Auch nach der Parlamentswahl in der Ukraine werde das Land eine mittel- bis langfristige Herausforderung für die Europäische Union werden, sagte der Leipziger Osteuropahistoriker Wilfried Jilge im Deutschlandfunk. Vor allem in Hinblick auf finanzielle Unterstützung müsse man klare Kriterien formulieren.

Wilfried Jilge im Gespräch mit Christine Heuer | 27.10.2014
    Die ukrainische Flagge ist am 03.03.2014 in Berlin am Rande einer Demonstration vor der russischen Botschaft zu sehen.
    Die Zustimmung zum Staat muss weiter steigen, sagt Wilfried Jilge. (picture-alliance / dpa / Daniel Naupold)
    Christine Heuer: Die Ukrainer haben gewählt und sich dabei klar für einen proeuropäischen Kurs entschieden. Wem sie die Regierung anvertrauen möchten, das wissen wir heute Mittag aber noch nicht. Nach Auszählung von einem Drittel der Wahlzettel zeichnet sich ein Kopf-an-Kopf-Rennen zwischen der Partei von Petro Poroschenko und der von Arsenij Jazenjuk ab. Der Präsident, Poroschenko, galt in den Vorwahlumfragen als klarer Favorit, dem Premierminister Jazenjuk wurden viel weniger Stimmen zugetraut.
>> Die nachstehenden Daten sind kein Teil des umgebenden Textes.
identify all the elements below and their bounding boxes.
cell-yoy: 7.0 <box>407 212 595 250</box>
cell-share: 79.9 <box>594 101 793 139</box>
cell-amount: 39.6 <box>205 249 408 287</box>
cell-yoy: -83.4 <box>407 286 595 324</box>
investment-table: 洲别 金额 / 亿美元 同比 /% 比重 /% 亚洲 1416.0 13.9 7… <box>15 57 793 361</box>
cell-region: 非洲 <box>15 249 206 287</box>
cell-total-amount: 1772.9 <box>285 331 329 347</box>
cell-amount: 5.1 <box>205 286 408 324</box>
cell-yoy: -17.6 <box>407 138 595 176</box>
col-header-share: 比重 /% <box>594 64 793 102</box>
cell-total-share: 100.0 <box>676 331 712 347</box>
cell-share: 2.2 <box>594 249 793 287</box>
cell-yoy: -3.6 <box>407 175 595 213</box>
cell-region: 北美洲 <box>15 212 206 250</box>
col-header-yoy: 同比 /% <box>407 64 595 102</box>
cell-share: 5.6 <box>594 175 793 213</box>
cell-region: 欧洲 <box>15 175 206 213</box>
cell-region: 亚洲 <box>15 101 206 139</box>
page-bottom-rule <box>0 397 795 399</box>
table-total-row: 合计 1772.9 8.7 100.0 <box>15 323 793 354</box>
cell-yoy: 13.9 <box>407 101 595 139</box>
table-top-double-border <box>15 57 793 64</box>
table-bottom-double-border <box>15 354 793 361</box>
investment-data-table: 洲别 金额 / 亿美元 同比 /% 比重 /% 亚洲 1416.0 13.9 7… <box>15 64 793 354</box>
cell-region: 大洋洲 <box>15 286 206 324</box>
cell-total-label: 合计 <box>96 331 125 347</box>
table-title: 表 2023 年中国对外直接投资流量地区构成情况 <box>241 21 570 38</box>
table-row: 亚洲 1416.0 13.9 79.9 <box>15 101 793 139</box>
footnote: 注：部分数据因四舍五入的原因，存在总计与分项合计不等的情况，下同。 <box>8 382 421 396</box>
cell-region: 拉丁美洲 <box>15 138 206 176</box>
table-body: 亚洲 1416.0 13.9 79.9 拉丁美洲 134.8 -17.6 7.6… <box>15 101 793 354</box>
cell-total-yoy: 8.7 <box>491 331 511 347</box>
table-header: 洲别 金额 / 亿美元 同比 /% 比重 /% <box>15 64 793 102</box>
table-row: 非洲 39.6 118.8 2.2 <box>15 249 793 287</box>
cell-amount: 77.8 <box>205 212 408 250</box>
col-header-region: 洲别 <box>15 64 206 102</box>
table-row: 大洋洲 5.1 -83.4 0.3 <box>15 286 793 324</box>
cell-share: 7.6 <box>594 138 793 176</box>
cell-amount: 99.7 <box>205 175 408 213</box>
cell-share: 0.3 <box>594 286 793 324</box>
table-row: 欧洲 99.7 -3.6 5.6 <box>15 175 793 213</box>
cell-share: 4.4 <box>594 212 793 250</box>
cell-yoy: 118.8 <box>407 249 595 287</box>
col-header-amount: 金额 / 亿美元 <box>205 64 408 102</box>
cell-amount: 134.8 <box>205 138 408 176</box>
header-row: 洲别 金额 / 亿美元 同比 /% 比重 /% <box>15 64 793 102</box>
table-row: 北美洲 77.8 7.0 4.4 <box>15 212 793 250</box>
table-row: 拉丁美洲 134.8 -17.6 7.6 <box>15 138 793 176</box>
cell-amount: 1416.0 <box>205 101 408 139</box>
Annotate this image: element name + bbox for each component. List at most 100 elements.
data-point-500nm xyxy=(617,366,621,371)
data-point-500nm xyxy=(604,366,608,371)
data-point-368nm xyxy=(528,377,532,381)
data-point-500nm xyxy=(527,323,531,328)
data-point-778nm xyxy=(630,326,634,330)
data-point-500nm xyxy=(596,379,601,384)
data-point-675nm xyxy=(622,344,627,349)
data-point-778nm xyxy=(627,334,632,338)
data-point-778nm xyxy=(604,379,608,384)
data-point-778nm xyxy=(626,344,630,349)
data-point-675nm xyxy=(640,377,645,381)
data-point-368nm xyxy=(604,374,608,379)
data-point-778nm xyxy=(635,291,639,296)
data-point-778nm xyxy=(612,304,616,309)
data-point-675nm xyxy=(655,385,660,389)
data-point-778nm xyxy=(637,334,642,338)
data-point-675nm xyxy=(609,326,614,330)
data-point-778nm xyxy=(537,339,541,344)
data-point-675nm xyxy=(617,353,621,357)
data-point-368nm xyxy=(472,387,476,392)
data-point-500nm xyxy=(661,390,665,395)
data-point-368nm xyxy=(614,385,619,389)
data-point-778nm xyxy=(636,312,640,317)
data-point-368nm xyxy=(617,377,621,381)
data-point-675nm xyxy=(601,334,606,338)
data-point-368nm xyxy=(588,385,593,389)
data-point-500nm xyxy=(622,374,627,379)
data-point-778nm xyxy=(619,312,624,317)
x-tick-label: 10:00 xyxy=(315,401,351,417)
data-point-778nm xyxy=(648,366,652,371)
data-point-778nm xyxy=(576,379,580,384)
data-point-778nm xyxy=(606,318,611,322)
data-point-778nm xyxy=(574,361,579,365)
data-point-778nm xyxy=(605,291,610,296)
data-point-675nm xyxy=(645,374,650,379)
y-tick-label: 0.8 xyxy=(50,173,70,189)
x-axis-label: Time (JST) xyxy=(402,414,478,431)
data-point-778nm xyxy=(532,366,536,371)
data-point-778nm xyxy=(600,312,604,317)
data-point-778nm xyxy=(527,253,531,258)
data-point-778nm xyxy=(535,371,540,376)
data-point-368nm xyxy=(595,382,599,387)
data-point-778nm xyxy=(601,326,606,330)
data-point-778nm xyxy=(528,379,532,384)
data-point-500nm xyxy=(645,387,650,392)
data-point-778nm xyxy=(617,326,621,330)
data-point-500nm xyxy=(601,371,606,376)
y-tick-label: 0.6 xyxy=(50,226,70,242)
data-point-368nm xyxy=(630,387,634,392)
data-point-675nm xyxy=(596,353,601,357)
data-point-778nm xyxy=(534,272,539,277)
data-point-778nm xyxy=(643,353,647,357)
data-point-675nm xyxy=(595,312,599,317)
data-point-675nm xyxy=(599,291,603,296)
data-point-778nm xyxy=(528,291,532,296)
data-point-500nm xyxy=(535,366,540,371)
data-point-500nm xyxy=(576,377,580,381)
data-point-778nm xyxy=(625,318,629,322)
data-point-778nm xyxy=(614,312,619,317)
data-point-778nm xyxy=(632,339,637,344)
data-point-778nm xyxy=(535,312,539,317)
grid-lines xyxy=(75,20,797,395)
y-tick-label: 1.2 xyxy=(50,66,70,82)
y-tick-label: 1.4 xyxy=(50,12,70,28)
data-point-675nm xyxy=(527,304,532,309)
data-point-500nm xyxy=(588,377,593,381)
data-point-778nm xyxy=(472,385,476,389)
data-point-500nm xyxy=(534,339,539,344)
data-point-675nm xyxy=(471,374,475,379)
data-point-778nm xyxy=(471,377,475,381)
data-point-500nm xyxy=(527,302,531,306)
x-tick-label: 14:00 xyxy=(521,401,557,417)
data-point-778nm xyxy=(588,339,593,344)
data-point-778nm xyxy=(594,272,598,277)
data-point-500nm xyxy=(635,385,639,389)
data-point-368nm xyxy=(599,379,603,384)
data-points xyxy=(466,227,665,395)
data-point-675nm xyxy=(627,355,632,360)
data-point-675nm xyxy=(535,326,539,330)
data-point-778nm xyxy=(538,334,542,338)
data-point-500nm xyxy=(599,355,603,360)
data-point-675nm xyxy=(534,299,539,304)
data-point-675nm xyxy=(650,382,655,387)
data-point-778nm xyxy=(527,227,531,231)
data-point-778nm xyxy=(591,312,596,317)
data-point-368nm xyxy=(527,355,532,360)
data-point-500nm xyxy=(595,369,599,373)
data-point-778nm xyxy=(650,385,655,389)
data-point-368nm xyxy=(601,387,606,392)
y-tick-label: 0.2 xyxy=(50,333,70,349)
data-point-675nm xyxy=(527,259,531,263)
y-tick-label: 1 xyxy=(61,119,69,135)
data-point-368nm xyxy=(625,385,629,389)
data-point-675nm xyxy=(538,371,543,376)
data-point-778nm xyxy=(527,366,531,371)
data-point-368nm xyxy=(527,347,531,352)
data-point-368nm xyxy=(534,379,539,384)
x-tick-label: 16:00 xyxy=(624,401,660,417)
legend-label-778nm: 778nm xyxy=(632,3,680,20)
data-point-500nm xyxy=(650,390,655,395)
    In Moskau erreichen wir Wilfried Jilge, Osteuropa-Historiker und Lehrbeauftragter an der Uni Leipzig. Zurzeit forscht er in Russland. Guten Tag, Herr Jilge.
    Wilfried Jilge: Guten Tag, Frau heuer. Ich grüße Sie!
    Heuer: Ich grüße Sie auch. - Es gab ein Kopf-an-Kopf-Rennen. Überrascht Sie das?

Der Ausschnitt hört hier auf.